Measurements of total H(alpha) fluxes reveal an average increase in global star formation rates of about a factor of 2.5 over isolated spiral galaxies. Alternatively, an analysis of far-infrared luminosities shows that the interacting galaxies have anomalously high L(IR)/L(H(alpha)) ratios, and this leads to L(IR)-derived global star formation rates that, on average, are a factor of 6 higher than in isolated spiral galaxies. Quantitative analyses of the spatial distribution of star forming sites suggests that the majority of enhanced star formation activity is concentrated near the nuclei of the interacting galaxies. No correlation is found between global star formation rates and either HI gas content or optical luminosity.

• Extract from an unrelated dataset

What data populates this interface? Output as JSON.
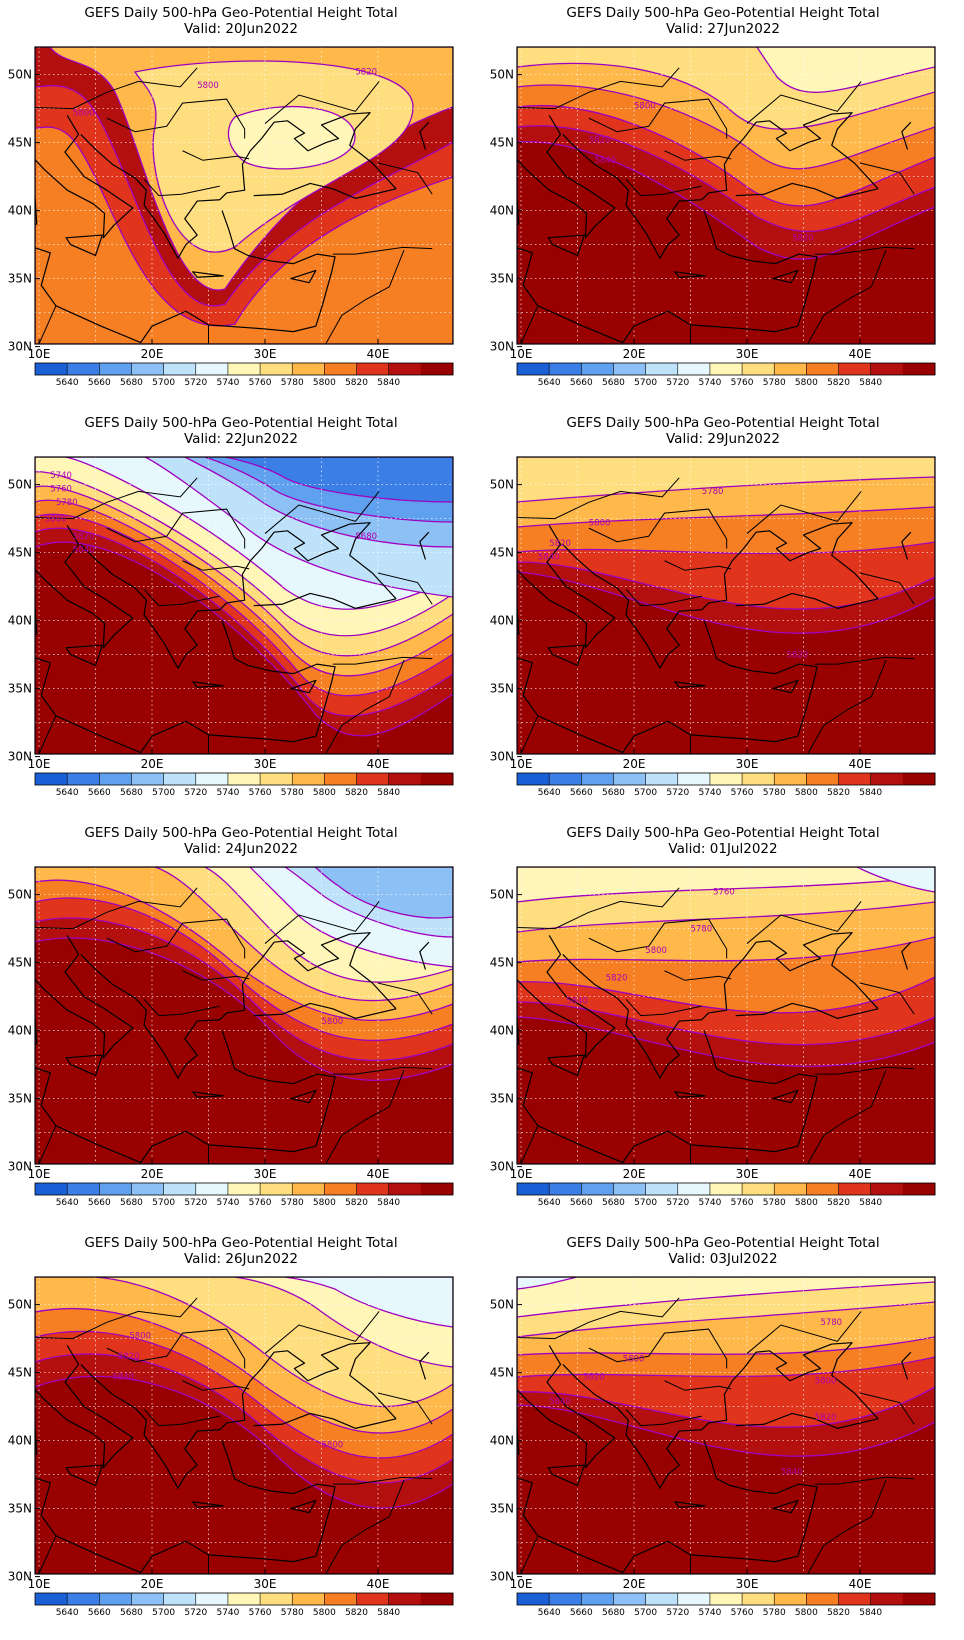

The nuclei of the interacting galaxies exhibit a wide range in star formation rates, but have significantly higher overall levels of both H(alpha) emission-line equivalent width and luminosity than samples of isolated spiral galaxies. However, a surprisingly large fraction ((TURN)30%) of the nuclei are characterized by stellar absorption spectra reminiscent of old, elliptical galaxy-like stellar populations.
The implications of this work are four-fold. First, the disk regions of galaxies are not strongly affected (in terms of star formation) as a result of an interaction with a close companion. Second, when interaction-induced activity does occur, it is primarily seen as an enhancement in the star formation rate in and around the nuclear regions of a galaxy. Third, exotic forms of nuclear activity, such as Seyferts, are not optically detectable in this sample of interacting galaxies. Fourth, while the observations agree in general with theoretical models, no explanations exist for (1) those galaxies that have not experienced any significant levels of star formation activity for a length of time comparable to the dynamical timescale for interactions, and (2) the overall lack of Seyfert and LINER nuclei in the sample.
Thesis (Ph.D.)--University of Illinois at Urbana-Champaign, 1986.